Prof Susanto menjelaskan sebanyak 13 lulusan Rechtshoogeschool tercatat sebagai pahlawan nasional. Termasuk Amir Hamzah, sastrawan terkenal, dan Teuku Muhammad Hasan, yang berperan penting dalam negosiasi dengan Sekutu pasca Perang Dunia II.
Dosen FHUI, Yu Un Oppusunggu PhD, menambahkan arsip ini juga memuat catatan penting tentang penggunaan gedung Rechtshoogeschool sebagai markas tentara Jepang. Selaras dengan Prof Susanto, ia juga menyebutkan banyak lulusan Rechtshoogeschool terlibat aktif dalam pergerakan nasional, termasuk peristiwa Sumpah Pemuda.
Warisan Berharga Pendidikan Hukum di Indonesia
Dibukanya dokumen ini menjadi catatan perjalanan terkait pendidikan hukum di Indonesia. Ke depannya, arsip ini akan dibuka untuk penelitian lebih lanjut mengenai pendidikan hukum, sejarah, dan kearsipan.
Dekan Fakultas Hukum UI, Dr Parulian Paidi Aritonang, juga menyampaikan kebanggannya atas kontribusi besar FHUI dalam sejarah pendidikan hukum di Indonesia. Kelak arsip ini akan menjadi warisan berharga bagi generasi mendatang.

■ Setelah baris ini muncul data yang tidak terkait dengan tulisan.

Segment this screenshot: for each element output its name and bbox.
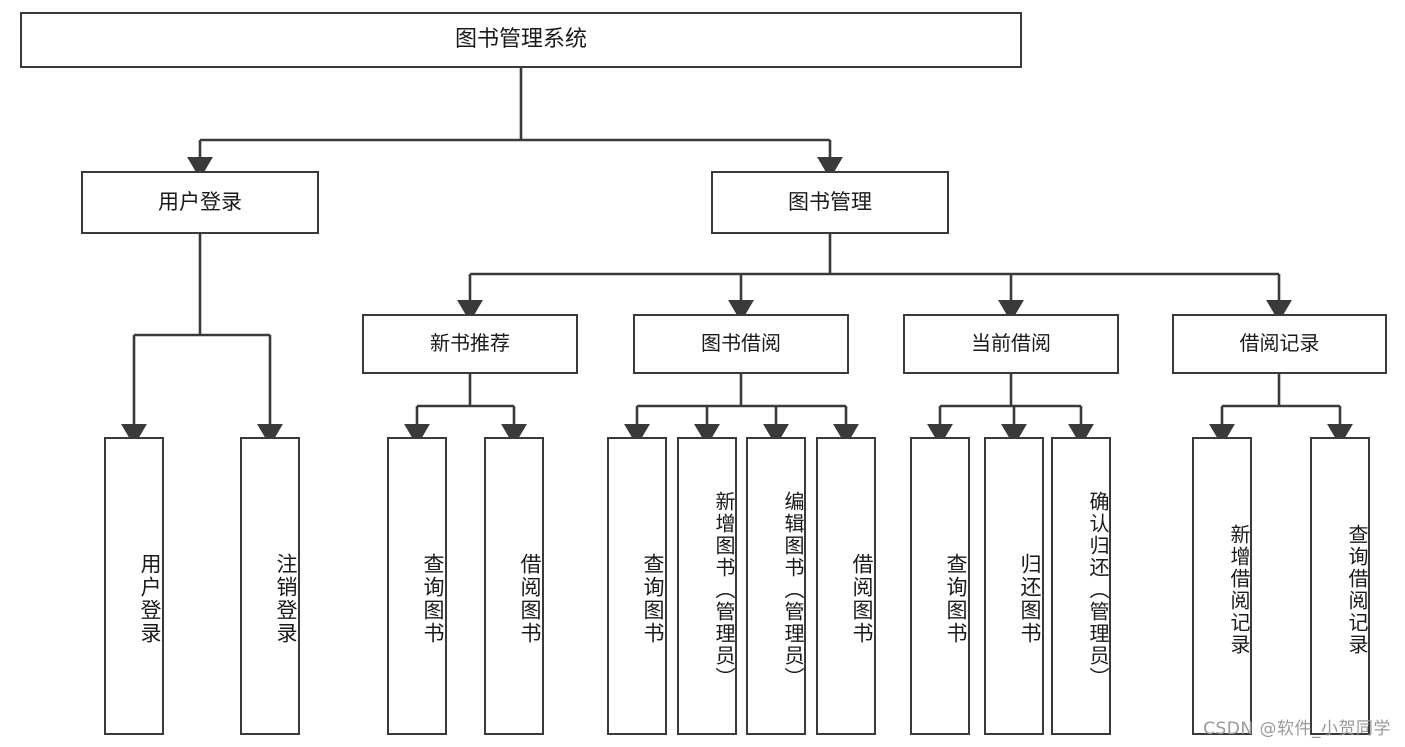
node-leaf-edit-book[interactable]: 编辑图书（管理员） <box>746 437 806 735</box>
node-root[interactable]: 图书管理系统 <box>20 12 1022 68</box>
node-book-mgmt[interactable]: 图书管理 <box>711 171 949 234</box>
watermark-text: CSDN @软件_小贺同学 <box>1203 719 1391 739</box>
node-leaf-query-book-2[interactable]: 查询图书 <box>607 437 667 735</box>
node-leaf-query-book-1[interactable]: 查询图书 <box>387 437 447 735</box>
node-leaf-confirm-return[interactable]: 确认归还（管理员） <box>1051 437 1111 735</box>
node-leaf-borrow-book-2[interactable]: 借阅图书 <box>816 437 876 735</box>
node-current-borrow[interactable]: 当前借阅 <box>903 314 1119 374</box>
node-leaf-add-book[interactable]: 新增图书（管理员） <box>677 437 737 735</box>
node-leaf-query-record[interactable]: 查询借阅记录 <box>1310 437 1370 735</box>
node-user-login[interactable]: 用户登录 <box>81 171 319 234</box>
node-leaf-return-book[interactable]: 归还图书 <box>984 437 1044 735</box>
node-leaf-borrow-book-1[interactable]: 借阅图书 <box>484 437 544 735</box>
node-borrow-record[interactable]: 借阅记录 <box>1172 314 1387 374</box>
node-leaf-query-book-3[interactable]: 查询图书 <box>910 437 970 735</box>
node-leaf-add-record[interactable]: 新增借阅记录 <box>1192 437 1252 735</box>
node-leaf-user-login[interactable]: 用户登录 <box>104 437 164 735</box>
node-book-borrow[interactable]: 图书借阅 <box>633 314 849 374</box>
node-new-book-rec[interactable]: 新书推荐 <box>362 314 578 374</box>
node-leaf-user-logout[interactable]: 注销登录 <box>240 437 300 735</box>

“Ini bukan sekadar perayaan sejarah, tetapi juga momentum refleksi untuk memperkuat pendidikan hukum di abad berikutnya. Banyak pemikiran profesor terdahulu yang telah ‘mengindonesiakan’ kurikulum hukum kita, dan ini adalah warisan berharga bagi generasi mendatang,” tutup Dr Parulian.